Words by Shelton Hull
Well, 2023 is almost over, and we have seen all kinds of weirdness this year. We have a Democrat as mayor of Jacksonville and a football team that’s actually good (despite the incessant fickleness of sports media, who are still getting used to it), both of which feel more like miraculous than just weird. Florida has retained its title as the weirdest state in America, but our friends to the north and west have given us some pretty stiff competition. We’ve compiled a slew of strangeness in this column over the past 12 months, and we’re finishing strong today!
Ramen noodles, right? We’ve all eaten our weight in them, either from the square plastic bags or polystyrene cups that are all but mandatory in college dorms and office break rooms from here to Timbuktu. Weirdos will pour hot water into the cup, whereas all the cool kids prefer to pour tap water into the cup, then microwave it. Well, as is often the case when trying to be like the cool kids, we may have been slowly poisoning ourselves all along, and not just with all that sodium. Nissin Foods, which has been helping us make it to payday since 1973, announced that they’re switching to paper cups in 2024, and now — now —their product is microwave-safe. Let’s hope that future generations will know of Poly Styrene only as the beloved former singer of 1970s punk band X-Ray Spex. She, too, was not microwaveable. RIP.

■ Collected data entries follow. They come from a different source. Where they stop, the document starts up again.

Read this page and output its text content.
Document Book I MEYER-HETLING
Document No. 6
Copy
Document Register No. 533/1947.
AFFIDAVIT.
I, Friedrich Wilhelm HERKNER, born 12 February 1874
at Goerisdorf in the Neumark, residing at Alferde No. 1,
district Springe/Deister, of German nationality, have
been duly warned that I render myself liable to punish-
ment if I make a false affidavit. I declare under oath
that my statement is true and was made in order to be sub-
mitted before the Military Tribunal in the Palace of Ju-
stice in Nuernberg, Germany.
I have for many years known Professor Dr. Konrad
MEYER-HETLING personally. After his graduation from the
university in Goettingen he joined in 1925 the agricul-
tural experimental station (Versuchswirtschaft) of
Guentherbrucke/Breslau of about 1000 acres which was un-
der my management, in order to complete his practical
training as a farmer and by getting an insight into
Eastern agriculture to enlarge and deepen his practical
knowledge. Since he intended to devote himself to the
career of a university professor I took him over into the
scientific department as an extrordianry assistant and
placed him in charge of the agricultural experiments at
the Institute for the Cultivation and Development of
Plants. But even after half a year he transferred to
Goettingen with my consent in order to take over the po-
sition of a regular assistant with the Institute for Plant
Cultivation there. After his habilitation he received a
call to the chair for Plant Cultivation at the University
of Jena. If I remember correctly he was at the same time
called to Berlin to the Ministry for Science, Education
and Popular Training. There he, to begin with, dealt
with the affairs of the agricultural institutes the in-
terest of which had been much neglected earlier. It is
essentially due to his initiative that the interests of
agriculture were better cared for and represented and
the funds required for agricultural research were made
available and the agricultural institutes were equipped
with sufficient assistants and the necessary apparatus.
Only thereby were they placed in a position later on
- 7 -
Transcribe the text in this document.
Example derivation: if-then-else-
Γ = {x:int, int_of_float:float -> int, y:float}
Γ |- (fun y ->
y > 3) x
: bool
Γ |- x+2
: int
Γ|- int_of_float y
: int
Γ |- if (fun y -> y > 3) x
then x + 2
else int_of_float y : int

Speaking of dead people, some months back we told you about the Florida woman who conspired with the caterer to get everyone high at her own wedding reception. Very much illegal, but also kinda funny because it’s just THC. This next story, however, is not funny at all, but let’s joke about it anyway. A woman in Canberra, Australia was arrested for murdering the parents and aunt of her ex-husband in the most terribly tasty of ways. Her weapon was a beef Wellington, which, as you know, is a slab of beef tenderloin wrapped in prosciutto and puff pastry, along with finely-chopped and sauteed mushrooms. Now if you’re gonna make this dish for the holidays (which you should because it’s great), it’s very important that the mushrooms you use are not of the Amanita phalloides variety, aka “death cap.” We shouldn’t have to tell you this, but since we are in Florida, maybe we do.

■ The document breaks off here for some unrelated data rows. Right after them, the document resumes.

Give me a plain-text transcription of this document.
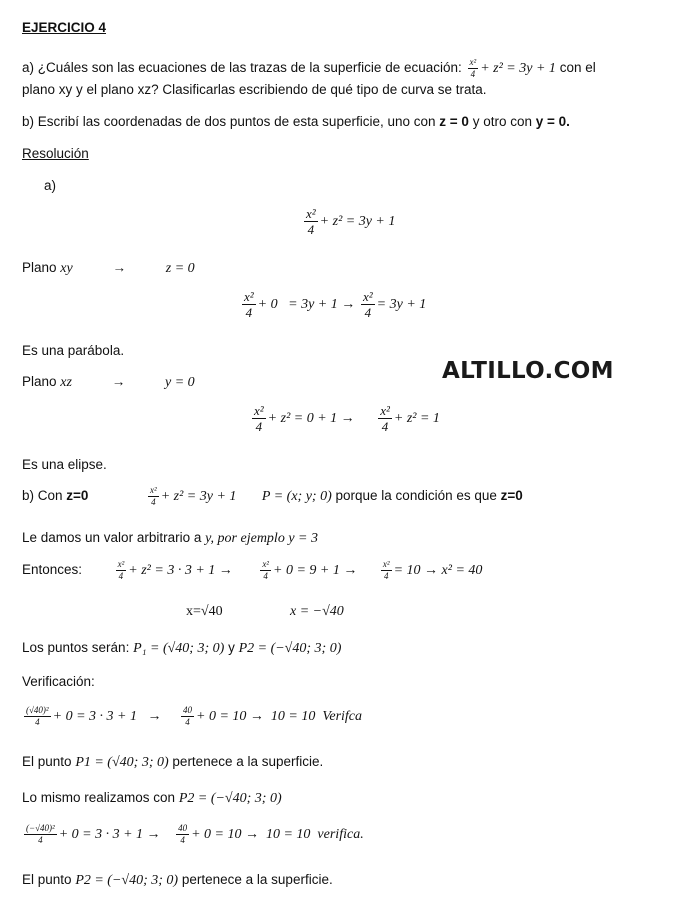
EJERCICIO 4
a) ¿Cuáles son las ecuaciones de las trazas de la superficie de ecuación: $\frac{\text{x²}}{4} + z^2 = 3y + 1$ con el
plano xy y el plano xz? Clasificarlas escribiendo de qué tipo de curva se trata.
b) Escribí las coordenadas de dos puntos de esta superficie, uno con z = 0 y otro con y = 0.
Resolución
a)
$\frac{\text{x²}}{4} + z^2 = 3y + 1$
Plano xy	→	z = 0
$\frac{\text{x²}}{4} + 0 = 3y + 1 \to \frac{\text{x²}}{4} = 3y + 1$
Es una parábola.
Plano xz	→	y = 0	ALTILLO.COM
$\frac{\text{x²}}{4} + z^2 = 0 + 1 \to \frac{\text{x²}}{4} + z^2 = 1$
Es una elipse.
b) Con z=0	$\frac{\text{x²}}{4} + z^2 = 3y + 1$ P = (x; y; 0) porque la condición es que z=0
Le damos un valor arbitrario a y, por ejemplo y = 3
Entonces:	$\frac{\text{x²}}{4} + z^2 = 3 \cdot 3 + 1$ →	$\frac{\text{x²}}{4} + 0 = 9 + 1$ →	$\frac{\text{x²}}{4} = 10 \to x^2 = 40$
x=√40	x = −√40
Los puntos serán: P₁ = (√40; 3; 0) y P2 = (−√40; 3; 0)
Verificación:
$\frac{\text{(√40)²}}{4} + 0 = 3 \cdot 3 + 1 \to \frac{40}{4} + 0 = 10 \to 10 = 10$  Verifca
El punto P1 = (√40; 3; 0) pertenece a la superficie.
Lo mismo realizamos con P2 = (−√40; 3; 0)
$\frac{\text{(−√40)²}}{4} + 0 = 3 \cdot 3 + 1 \to \frac{40}{4} + 0 = 10 \to 10 = 10$  verifica.
El punto P2 = (−√40; 3; 0) pertenece a la superficie.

Things fall off of trucks all the time, and as a general rule, the messier the spill, the funnier it is. A recent accident in Vandalia, Ohio was kinda funny but also potentially traumatizing for onlookers because the cargo in question was 2,000 little piglets, who spilled out of a crashed semi-truck on Interstate 75. It’s unclear how many were caught, but since they were destined to be raised in captivity and then brutally slaughtered, we hope that none were. Our vegan friends are probably outraged, but aren’t they always?
For our money, there are few things more satisfying than seeing violent criminals get their comeuppance, and this is one of the best examples of 2023. A carjacking suspect in Glendale, Wisconsin, was one of four who scattered after crashing a stolen Dodge Durango into two other cars, which could have been disastrous for all involved. This fella almost got away by hiding in a porta potty, which was stationed at a golf course, until a couple of quick-thinking golfers (an oxymoron, sure) saw him, rushed over and tipped it over. The result was exactly as you would imagine, and we are here for it. No sympathy, whatsoever. The only bad news is that he was white, so police had no choice but to take him alive.

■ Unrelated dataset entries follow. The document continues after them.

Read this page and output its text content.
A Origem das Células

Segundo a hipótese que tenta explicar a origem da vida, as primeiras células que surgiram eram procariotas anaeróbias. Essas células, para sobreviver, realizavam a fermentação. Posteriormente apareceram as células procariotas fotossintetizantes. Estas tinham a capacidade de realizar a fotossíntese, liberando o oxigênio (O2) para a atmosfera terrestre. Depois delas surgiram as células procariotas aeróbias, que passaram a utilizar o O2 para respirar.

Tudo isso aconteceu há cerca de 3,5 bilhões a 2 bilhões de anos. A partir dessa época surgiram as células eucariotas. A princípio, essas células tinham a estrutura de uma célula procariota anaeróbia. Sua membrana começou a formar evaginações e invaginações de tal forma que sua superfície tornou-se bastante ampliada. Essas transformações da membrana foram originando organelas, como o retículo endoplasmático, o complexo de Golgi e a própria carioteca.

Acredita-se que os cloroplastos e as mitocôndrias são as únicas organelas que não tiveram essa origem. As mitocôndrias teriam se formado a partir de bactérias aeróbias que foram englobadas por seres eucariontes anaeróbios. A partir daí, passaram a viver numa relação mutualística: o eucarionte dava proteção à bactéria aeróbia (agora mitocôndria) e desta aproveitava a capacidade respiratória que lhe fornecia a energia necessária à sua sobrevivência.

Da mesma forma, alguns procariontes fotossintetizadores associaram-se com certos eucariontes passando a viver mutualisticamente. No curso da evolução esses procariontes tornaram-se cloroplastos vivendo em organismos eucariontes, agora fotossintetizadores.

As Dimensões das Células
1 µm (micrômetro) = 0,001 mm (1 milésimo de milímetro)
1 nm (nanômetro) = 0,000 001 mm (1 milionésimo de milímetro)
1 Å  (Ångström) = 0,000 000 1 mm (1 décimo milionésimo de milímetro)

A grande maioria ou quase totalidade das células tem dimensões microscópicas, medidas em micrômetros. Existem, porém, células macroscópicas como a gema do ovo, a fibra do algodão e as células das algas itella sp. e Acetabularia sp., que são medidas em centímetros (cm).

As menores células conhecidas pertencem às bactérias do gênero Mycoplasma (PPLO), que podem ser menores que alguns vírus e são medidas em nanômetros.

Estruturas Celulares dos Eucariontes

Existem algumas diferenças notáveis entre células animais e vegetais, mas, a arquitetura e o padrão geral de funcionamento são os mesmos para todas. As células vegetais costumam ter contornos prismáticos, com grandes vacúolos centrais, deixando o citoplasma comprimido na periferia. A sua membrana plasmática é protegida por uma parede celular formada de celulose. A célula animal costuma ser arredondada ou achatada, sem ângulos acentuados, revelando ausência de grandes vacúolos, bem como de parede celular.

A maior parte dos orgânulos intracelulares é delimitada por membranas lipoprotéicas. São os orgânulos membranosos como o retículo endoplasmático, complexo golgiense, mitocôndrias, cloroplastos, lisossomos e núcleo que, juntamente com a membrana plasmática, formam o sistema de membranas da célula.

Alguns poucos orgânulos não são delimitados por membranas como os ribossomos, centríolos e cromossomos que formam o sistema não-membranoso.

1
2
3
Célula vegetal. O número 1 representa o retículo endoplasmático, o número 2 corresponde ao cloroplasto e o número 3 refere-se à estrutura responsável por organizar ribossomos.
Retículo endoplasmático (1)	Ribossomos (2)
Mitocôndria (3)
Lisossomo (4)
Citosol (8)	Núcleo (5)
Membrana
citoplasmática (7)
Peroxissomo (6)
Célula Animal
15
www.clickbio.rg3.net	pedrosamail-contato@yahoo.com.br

Let’s wrap up this column — and this year — with one of the weirdest, wildest stories of the entire year. Police in Nicaragua launched an investigation of the Miss Nicaragua Pageant on charges of rigging the pageant. Now that’s hardly unusual: The pageant circuit is fundamentally corrupt, creepy and perverse, and we’ve all known that for years. But this has a fun little twist, in that her plan was apparently to install a bunch of beauty queens who could use their talents, shall we say, as part of her plan to overthrow her government. Crazy concept, but the entire Reagan/Bush administration basically dead now, Nicaragua is actually now allowed to pick their own leaders, and local customs may vary. It’s unclear exactly how this was supposed to work, but presumably as long as Nicaraguan president Daniel Ortega stays out of any Moscow hotel rooms, he should be fine. Needless to say, the movie basically writes itself, but if you need a script written, holla!